Recommendations
The work and accomplishments described in this tour have laid a foundation for awakening the Bear by advancing a comprehensive vision for improving flows and restoring habitats throughout the Yuba-Bear-American River problemshed. We have also made progress on a number of initiatives that will be critical to realizing that vision. Yet much work remains, including the following:
The ongoing lack of a publicly-available system-wide simulation model (as has long been promised by, and expected from, the UYRSP) has limited our collective ability to assess the implications of modifying operations and improving flows throughout the region. At the same time, ongoing questions about the feasibility of restoring salmon and steelhead in the upper Yuba system have complicated efforts to reach a regional consensus among a diverse array of advocates. It is time for the UYRSP to complete its work, or for all involved to look elsewhere for answers to these very important questions.
The above capabilities would help to "groundtruth" our estimates of the likely range of annual costs associated with the proposed re-routing of surplus water deliveries to SSWD as well as other means of improving flows in the middle and lower reaches of the system.
A final agreement over levee setbacks and riparian habitat improvements in the Bear-Feather confluence region remains crucial to the prospects of fishery restoration in the lower Bear River. (The same is true regarding timely release of the U.S. Fish and Wildlife Service's "baseline studies" RFP.) Both of these initiatives deserve focused near-term attention.
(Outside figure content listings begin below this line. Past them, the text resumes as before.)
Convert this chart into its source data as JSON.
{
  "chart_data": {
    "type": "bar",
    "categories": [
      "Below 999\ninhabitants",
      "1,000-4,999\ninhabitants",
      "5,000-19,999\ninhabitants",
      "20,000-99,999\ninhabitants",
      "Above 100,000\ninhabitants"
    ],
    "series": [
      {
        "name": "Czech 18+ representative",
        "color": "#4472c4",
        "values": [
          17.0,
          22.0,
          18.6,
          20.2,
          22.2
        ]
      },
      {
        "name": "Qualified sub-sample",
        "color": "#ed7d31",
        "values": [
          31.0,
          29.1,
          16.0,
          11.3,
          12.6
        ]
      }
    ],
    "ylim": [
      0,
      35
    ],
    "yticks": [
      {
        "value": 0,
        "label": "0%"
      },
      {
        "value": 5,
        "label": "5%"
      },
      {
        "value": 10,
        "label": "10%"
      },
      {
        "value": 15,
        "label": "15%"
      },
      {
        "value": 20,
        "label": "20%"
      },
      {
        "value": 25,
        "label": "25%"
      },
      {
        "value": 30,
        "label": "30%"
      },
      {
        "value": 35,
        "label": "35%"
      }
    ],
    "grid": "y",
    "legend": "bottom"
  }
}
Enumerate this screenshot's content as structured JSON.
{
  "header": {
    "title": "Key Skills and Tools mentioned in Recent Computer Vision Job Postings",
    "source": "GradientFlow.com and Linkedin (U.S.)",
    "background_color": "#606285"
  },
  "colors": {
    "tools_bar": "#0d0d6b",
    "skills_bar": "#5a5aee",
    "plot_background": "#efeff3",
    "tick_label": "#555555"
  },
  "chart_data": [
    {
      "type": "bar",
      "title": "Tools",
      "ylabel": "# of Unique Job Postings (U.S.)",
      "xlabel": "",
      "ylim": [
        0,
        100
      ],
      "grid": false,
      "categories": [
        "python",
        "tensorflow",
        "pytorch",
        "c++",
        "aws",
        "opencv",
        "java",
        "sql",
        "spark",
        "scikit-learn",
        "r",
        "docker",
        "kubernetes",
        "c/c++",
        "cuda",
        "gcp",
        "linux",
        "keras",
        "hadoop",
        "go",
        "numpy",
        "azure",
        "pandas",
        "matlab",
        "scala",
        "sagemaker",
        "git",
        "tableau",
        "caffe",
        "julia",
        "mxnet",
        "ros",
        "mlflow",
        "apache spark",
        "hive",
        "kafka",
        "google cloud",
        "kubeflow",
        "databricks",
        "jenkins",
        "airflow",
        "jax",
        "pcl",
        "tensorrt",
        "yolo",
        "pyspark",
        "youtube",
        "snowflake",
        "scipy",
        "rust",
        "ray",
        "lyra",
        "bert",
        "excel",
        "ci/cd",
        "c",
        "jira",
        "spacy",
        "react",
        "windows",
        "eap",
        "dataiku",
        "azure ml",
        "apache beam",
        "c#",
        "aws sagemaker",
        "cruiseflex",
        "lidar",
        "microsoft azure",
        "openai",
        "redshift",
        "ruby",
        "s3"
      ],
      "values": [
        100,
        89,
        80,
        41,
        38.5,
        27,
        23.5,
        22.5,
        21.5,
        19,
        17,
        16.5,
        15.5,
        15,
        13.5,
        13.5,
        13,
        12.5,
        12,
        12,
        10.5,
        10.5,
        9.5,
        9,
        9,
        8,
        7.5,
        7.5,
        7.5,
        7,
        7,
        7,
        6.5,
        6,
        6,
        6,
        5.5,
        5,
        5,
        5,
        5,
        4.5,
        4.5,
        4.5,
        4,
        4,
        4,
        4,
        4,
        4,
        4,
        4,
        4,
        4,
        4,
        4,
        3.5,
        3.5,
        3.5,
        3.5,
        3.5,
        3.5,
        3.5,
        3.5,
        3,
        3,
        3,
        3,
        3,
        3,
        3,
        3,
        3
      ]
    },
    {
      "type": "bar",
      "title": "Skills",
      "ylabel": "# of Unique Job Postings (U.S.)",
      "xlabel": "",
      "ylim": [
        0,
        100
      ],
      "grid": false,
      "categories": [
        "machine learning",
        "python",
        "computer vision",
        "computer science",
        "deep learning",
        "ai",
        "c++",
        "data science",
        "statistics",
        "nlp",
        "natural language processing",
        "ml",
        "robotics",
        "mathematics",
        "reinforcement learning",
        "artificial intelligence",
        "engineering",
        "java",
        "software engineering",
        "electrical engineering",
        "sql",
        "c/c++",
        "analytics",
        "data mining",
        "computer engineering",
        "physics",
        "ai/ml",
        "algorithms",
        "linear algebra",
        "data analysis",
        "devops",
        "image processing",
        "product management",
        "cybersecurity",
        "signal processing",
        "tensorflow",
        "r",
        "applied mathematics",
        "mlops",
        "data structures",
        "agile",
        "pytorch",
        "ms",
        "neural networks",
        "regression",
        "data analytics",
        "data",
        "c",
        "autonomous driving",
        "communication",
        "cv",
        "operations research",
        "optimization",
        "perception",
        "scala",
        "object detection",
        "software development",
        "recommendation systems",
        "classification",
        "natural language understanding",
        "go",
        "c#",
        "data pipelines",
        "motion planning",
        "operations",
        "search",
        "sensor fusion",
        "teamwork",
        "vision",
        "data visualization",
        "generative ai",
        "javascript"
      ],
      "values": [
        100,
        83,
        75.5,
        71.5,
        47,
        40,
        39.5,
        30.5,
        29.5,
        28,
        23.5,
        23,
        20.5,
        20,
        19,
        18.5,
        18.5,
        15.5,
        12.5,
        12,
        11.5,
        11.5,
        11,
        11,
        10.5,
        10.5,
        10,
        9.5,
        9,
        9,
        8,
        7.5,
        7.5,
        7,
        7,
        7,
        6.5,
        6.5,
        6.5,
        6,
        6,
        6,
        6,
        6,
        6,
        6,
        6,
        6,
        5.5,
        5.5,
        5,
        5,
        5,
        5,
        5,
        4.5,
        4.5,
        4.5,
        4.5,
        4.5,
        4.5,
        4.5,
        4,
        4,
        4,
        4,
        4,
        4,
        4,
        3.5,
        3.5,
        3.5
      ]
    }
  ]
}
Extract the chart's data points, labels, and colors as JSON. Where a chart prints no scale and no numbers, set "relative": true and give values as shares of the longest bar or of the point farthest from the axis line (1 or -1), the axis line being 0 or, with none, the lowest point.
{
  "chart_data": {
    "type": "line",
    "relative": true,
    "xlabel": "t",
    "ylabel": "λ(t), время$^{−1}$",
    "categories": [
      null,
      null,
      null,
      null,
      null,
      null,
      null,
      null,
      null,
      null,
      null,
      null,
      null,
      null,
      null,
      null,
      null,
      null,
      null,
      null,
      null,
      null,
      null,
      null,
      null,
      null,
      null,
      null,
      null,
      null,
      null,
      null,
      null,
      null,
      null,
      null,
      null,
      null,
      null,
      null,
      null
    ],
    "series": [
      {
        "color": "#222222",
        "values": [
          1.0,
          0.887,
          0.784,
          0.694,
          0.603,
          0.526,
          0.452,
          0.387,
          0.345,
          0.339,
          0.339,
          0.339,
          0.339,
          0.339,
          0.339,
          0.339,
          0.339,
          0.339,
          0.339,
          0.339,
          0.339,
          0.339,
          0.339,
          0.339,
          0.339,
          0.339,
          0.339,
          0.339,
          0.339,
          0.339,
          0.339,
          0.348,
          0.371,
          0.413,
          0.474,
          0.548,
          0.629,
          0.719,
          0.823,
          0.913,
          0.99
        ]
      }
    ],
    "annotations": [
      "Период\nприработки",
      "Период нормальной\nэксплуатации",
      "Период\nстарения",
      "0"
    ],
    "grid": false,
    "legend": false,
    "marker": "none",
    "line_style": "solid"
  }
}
Our review of the "raw" and "urban" water management plans for both NID (PDF*, 21 KB) and PCWA (PDF*, 33 KB), as well as supply and demand projections compiled for NID, PCWA, and SSWD, suggests that — in most years anyway — there is ample room for improvement in the conservation, allocation, and management of regional water supplies. In all cases, however, care must be taken to ensure that conservation actions (PDF*, 21 KB) are combined with affirmative measures to mitigate adverse impacts, including concurrent dedication of conserved water as an appropriate way to "firm up" at-risk environmental water supplies.
While many improvements can be made without impacting regional hydropower production, the foregone costs of such production will nonetheless play an important role in most "re-management" scenarios, particularly in the near-term. Given the likely cost of modifying existing contract operations at the region's aging hydropower facilities (PDF*, 31 KB), it will probably be most effective to pursue long-term changes in conjunction with renewal (in 2013) of the Drum-Spaulding and Yuba-Bear project hydropower licenses.
The ongoing potential for divestiture of PG&E's aging hydropower resources suggests that affirmative alternative strategies (e.g., a "regional hydropower trust" to acquire and co-manage those resources) should be developed and considered to ensure that local and regional water supply, river restoration, and watershed re-investment priorities are advanced and sustained over time.
An interim series of cooperative pilot-scale experiments along the middle and lower reaches of the Bear could help to implement the commitments of the Bear River Watershed Group grant as well as build trust, test flow improvement assumptions, and build knowledge and understanding about the entire Yuba-Bear-American Rivers system.
In addition to all the above, it is imperative that local and regional environmental, conservation, and watershed groups develop a shared vision of and commitment to addressing river and watershed needs throughout the problemshed. With luck, the Foothills Water Network will evolve as a critical means to this end, and the resources at issue will prosper because their needs will have been addressed through a comprehensive, diversified, and flexible set of mutually-supported options and approaches. An awakened Bear River remains a crucial part of this contemporary restoration vision.